New psych nurse starting on new adult unit

  1. 4
    I just got hired for a mental health facility that will be opening an adult unit soon. I am SO excited! I worked OB for a year, and then I've stayed home with my baby the past year so I'm happy to get back to work (per diem) . It will be an hour drive but I wont be making it everyday so I can deal with that. I also think it will be nice to start working on a new unit since I am new to the facility. I've been reading through the threads and just want to thank you all for your advice and for sharing your experiences. I will be in for a culture shock when I start but I've never felt so excited about a job before. I am so drawn to the psych world. I hope I love it. I want to learn as much as I can and help the patients as much as possible. Thanks again for all the advice, it has taught me a lot already.
    macfar28, Davey Do, poppycat, and 1 other like this.
  2. 1,095 Visits
    Find Similar Topics
  3. 4 Comments so far...

  4. 1
    Good luck!
    Davey Do likes this.
  5. 0
    When you say, KBRN2013, "I've been reading through the threads", you've taken a good first step to gaining information on the specific dynamics of Psych Nursing.

    I've found that there are lots of great information by competent Professionals on this Forum.

    Good luck in your new position, KBRN2013!
  6. 0
    Good luck and enjoy yourself!
  7. 3
    Just embrace it.
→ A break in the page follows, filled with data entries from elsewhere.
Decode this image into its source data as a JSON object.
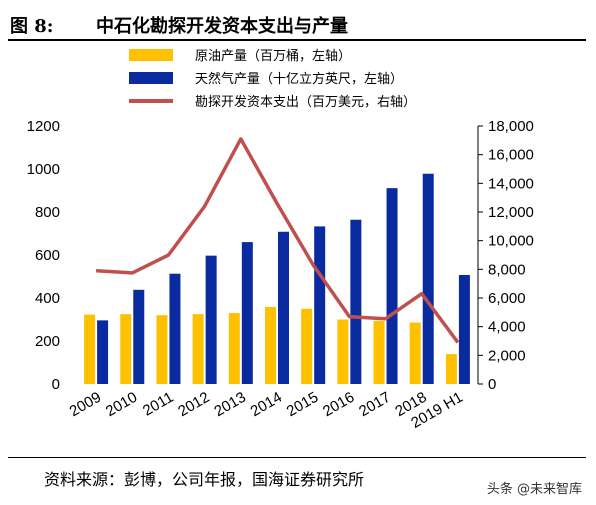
{
  "header": {
    "figure_label": "图 8:",
    "title": "中石化勘探开发资本支出与产量"
  },
  "footer": {
    "source": "资料来源：彭博，公司年报，国海证券研究所",
    "watermark": "头条 @未来智库"
  },
  "chart_data": {
    "type": "bar",
    "categories": [
      "2009",
      "2010",
      "2011",
      "2012",
      "2013",
      "2014",
      "2015",
      "2016",
      "2017",
      "2018",
      "2019 H1"
    ],
    "series": [
      {
        "name": "原油产量（百万桶，左轴）",
        "type": "bar",
        "axis": "left",
        "color": "#FFC000",
        "values": [
          323,
          325,
          320,
          325,
          330,
          358,
          350,
          300,
          293,
          286,
          139
        ]
      },
      {
        "name": "天然气产量（十亿立方英尺，左轴）",
        "type": "bar",
        "axis": "left",
        "color": "#0A2BA0",
        "values": [
          296,
          438,
          513,
          597,
          660,
          708,
          733,
          764,
          911,
          978,
          507
        ]
      },
      {
        "name": "勘探开发资本支出（百万美元，右轴）",
        "type": "line",
        "axis": "right",
        "color": "#C0504D",
        "values": [
          7900,
          7750,
          9000,
          12400,
          17100,
          12600,
          8300,
          4700,
          4550,
          6300,
          2900
        ]
      }
    ],
    "left_axis": {
      "ylim": [
        0,
        1200
      ],
      "ticks": [
        "0",
        "200",
        "400",
        "600",
        "800",
        "1000",
        "1200"
      ]
    },
    "right_axis": {
      "ylim": [
        0,
        18000
      ],
      "ticks": [
        "0",
        "2,000",
        "4,000",
        "6,000",
        "8,000",
        "10,000",
        "12,000",
        "14,000",
        "16,000",
        "18,000"
      ]
    },
    "grid": false,
    "legend_position": "top"
  }
}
A lot of time psych nurses get the rap that we aren't "real" nurses or we "Lose" our nursing skills, but once you start psych nursing you realize we not only use many "real" nursing skills, but so many more skills are used on a daily basis to ensure safety as well as educate and help our patients feel better, we just do it with different skills.
    Not everyone is made to be a psych nurse. That is so true, b/c you have to look at a patient and realize their "problem," or reason for admission isn't like others, it's not noticable a lot of time times, unless you have a psychotic patient responding to hallucinations or delusions or a suicidal patient who attempted suicide. A lot of it is what many people see as "giving in to," or "babying" the patient. Sometimes they really just need someone to talk to, to listen to them, or reassure them. Theraupetic communication is the key to being sucessful in this profession. If you learn that, and learn to use your "skills" on each patient individually, you can truly love what you do. But if you look at each patient as weak for not being able to handle a break up, or stupid for attempting suicide, it will be a long career for you, and you'll grow to hate it, but if you embrace your patients and take time to know them, know their story and their history, you'll learn the true difference you can make for your patient. Good luck and welcome.
    JuliRN, Retired APRN, and jmiraRN like this.